The San Francisco Residence Living Room — Private Client, San Francisco

A private living room commission designed for a client seeking a space that balances openness with intimacy. The brief called for something that felt genuinely lived in without ever feeling cluttered. A room that could hold conversation, silence, and everything in between with equal grace.

San Francisco carries its own particular quality of light. Clear, cool, and remarkably even, it fills a room without drama and asks only that you let it. This living room was designed around exactly that quality. Around the belief that when the light is right, and the materials are honest, very little else is needed.
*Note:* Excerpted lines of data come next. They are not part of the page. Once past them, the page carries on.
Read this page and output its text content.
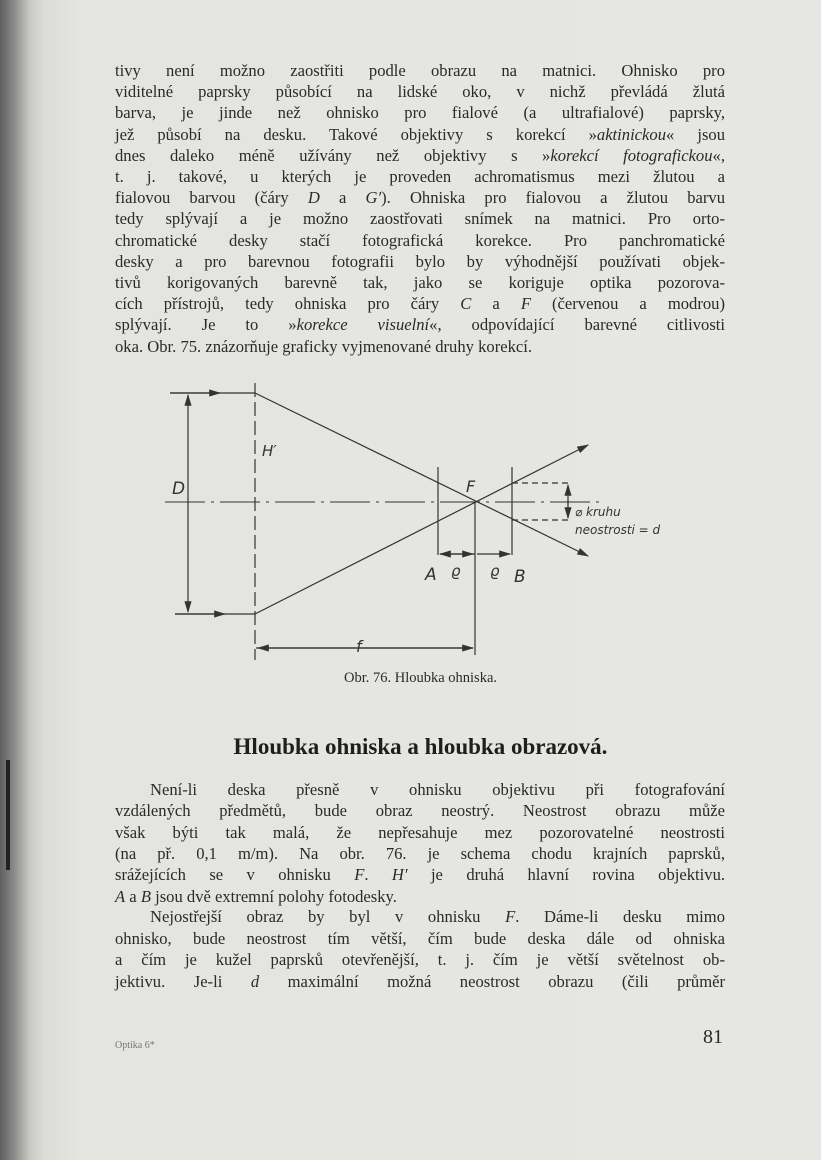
tivy není možno zaostřiti podle obrazu na matnici. Ohnisko pro
viditelné paprsky působící na lidské oko, v nichž převládá žlutá
barva, je jinde než ohnisko pro fialové (a ultrafialové) paprsky,
jež působí na desku. Takové objektivy s korekcí »aktinickou« jsou
dnes daleko méně užívány než objektivy s »korekcí fotografickou«,
t. j. takové, u kterých je proveden achromatismus mezi žlutou a
fialovou barvou (čáry D a G′). Ohniska pro fialovou a žlutou barvu
tedy splývají a je možno zaostřovati snímek na matnici. Pro orto-
chromatické desky stačí fotografická korekce. Pro panchromatické
desky a pro barevnou fotografii bylo by výhodnější používati objek-
tivů korigovaných barevně tak, jako se koriguje optika pozorova-
cích přístrojů, tedy ohniska pro čáry C a F (červenou a modrou)
splývají. Je to »korekce visuelní«, odpovídající barevné citlivosti
oka. Obr. 75. znázorňuje graficky vyjmenované druhy korekcí.
Není-li deska přesně v ohnisku objektivu při fotografování
vzdálených předmětů, bude obraz neostrý. Neostrost obrazu může
však býti tak malá, že nepřesahuje mez pozorovatelné neostrosti
(na př. 0,1 m/m). Na obr. 76. je schema chodu krajních paprsků,
srážejících se v ohnisku F. H′ je druhá hlavní rovina objektivu.
A a B jsou dvě extremní polohy fotodesky.
Nejostřejší obraz by byl v ohnisku F. Dáme-li desku mimo
ohnisko, bude neostrost tím větší, čím bude deska dále od ohniska
a čím je kužel paprsků otevřenější, t. j. čím je větší světelnost ob-
jektivu. Je-li d maximální možná neostrost obrazu (čili průměr
H′
D	F
A ϱ ϱ B
f
⌀ kruhu
neostrosti = d
Obr. 76. Hloubka ohniska.
Hloubka ohniska a hloubka obrazová.
Optika 6*	81
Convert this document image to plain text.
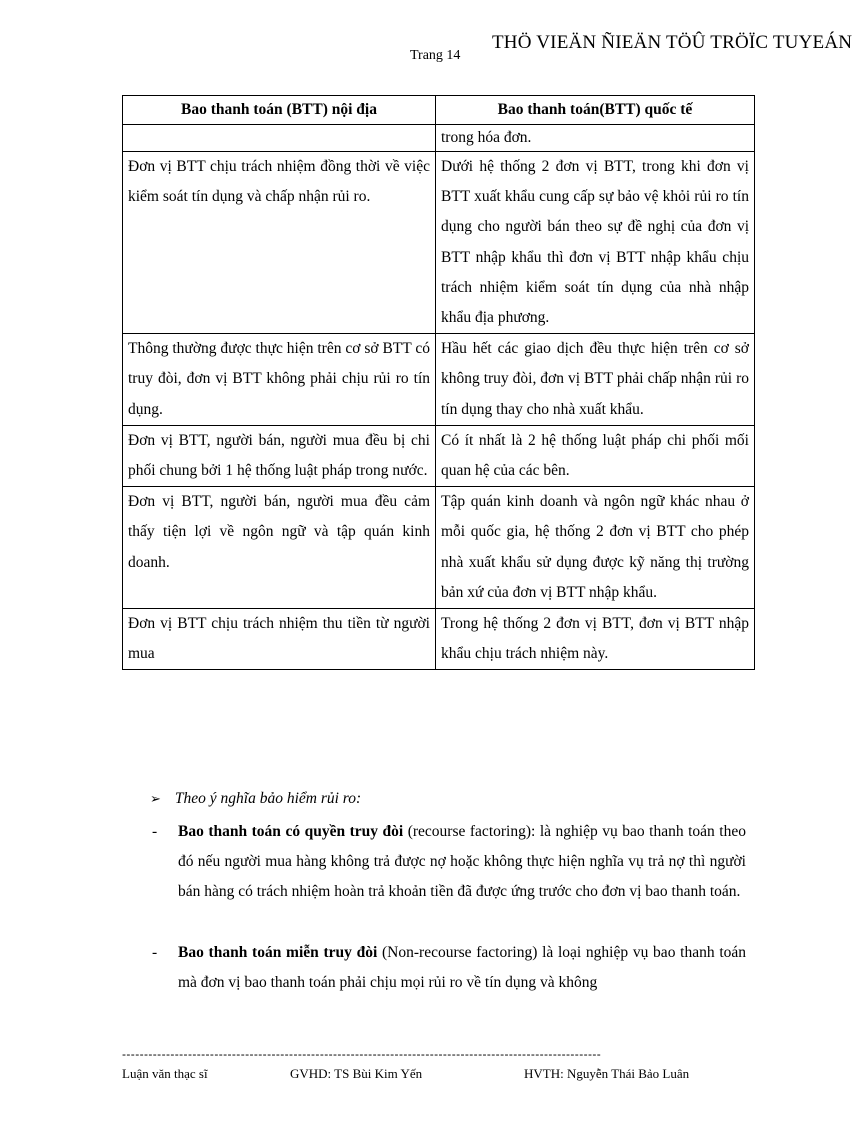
Trang 14
THÖ VIEÄN ÑIEÄN TÖÛ TRÖÏC TUYEÁN
Bao thanh toán (BTT) nội địa	Bao thanh toán(BTT) quốc tế
	trong hóa đơn.
Đơn vị BTT chịu trách nhiệm đồng thời về việc kiểm soát tín dụng và chấp nhận rủi ro.	Dưới hệ thống 2 đơn vị BTT, trong khi đơn vị BTT xuất khẩu cung cấp sự bảo vệ khỏi rủi ro tín dụng cho người bán theo sự đề nghị của đơn vị BTT nhập khẩu thì đơn vị BTT nhập khẩu chịu trách nhiệm kiểm soát tín dụng của nhà nhập khẩu địa phương.
Thông thường được thực hiện trên cơ sở BTT có truy đòi, đơn vị BTT không phải chịu rủi ro tín dụng.	Hầu hết các giao dịch đều thực hiện trên cơ sở không truy đòi, đơn vị BTT phải chấp nhận rủi ro tín dụng thay cho nhà xuất khẩu.
Đơn vị BTT, người bán, người mua đều bị chi phối chung bởi 1 hệ thống luật pháp trong nước.	Có ít nhất là 2 hệ thống luật pháp chi phối mối quan hệ của các bên.
Đơn vị BTT, người bán, người mua đều cảm thấy tiện lợi về ngôn ngữ và tập quán kinh doanh.	Tập quán kinh doanh và ngôn ngữ khác nhau ở mỗi quốc gia, hệ thống 2 đơn vị BTT cho phép nhà xuất khẩu sử dụng được kỹ năng thị trường bản xứ của đơn vị BTT nhập khẩu.
Đơn vị BTT chịu trách nhiệm thu tiền từ người mua	Trong hệ thống 2 đơn vị BTT, đơn vị BTT nhập khẩu chịu trách nhiệm này.
➢ Theo ý nghĩa bảo hiểm rủi ro:
- Bao thanh toán có quyền truy đòi (recourse factoring): là nghiệp vụ bao thanh toán theo đó nếu người mua hàng không trả được nợ hoặc không thực hiện nghĩa vụ trả nợ thì người bán hàng có trách nhiệm hoàn trả khoản tiền đã được ứng trước cho đơn vị bao thanh toán.
- Bao thanh toán miễn truy đòi (Non-recourse factoring) là loại nghiệp vụ bao thanh toán mà đơn vị bao thanh toán phải chịu mọi rủi ro về tín dụng và không
-------------------------------------------------------------------------------------------------------------
Luận văn thạc sĩ	GVHD: TS Bùi Kim Yến	HVTH: Nguyễn Thái Bảo Luân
The palette is almost monastic in its restraint. Warm white walls, pale timber floors, natural linen and stone. Every tone is drawn from the same quiet family, layered with enough variation in texture to prevent the space from feeling flat. This is a room that reveals itself slowly, its richness found not at first glance but in the details you notice only once you have settled in.

The two lounge chairs are the room’s most sculptural element. Generously proportioned with softly rounded forms upholstered in natural bouclé, they sit on open ash wood frames that keep them light and grounded simultaneously. Their silhouette is unmistakably Nordic in its warmth, yet their low, considered stance carries something of the Japanese ideal of comfortable restraint. Placed either side of the coffee table, they create a sense of conversation without enclosure, openness without distance.

The coffee table is a confident and deliberate choice. A solid stone resin plinth, square and low, its surface almost flush with the rug beneath it. It does not float above the room, it belongs to it, anchored and unhurried. On its surface, a deep forest green glass bowl introduces the room’s only note of colour. Against the surrounding warmth of stone and linen, that single object of deep olive glass resonates with quiet intensity. Beside it, a small travertine tray. Nothing more is needed.

The sideboard against the back wall is bespoke, its doors detailed with vertically reeded oak that echoes the linear language seen throughout the wider residence. Its surface holds a raw stone vessel, a small stack of art books, and a tall dried botanical arrangement in a hand-thrown ceramic vase. Each object is chosen not for decoration but for what it contributes to the silence of the room.

Above the sideboard, a large square canvas in warm stone tones with a single geometric form emerging from the ground. It is a painting that does not announce itself but rewards those who sit with it long enough. In a thin natural oak frame, it sits against the white wall with the ease of something that was always meant to be exactly there.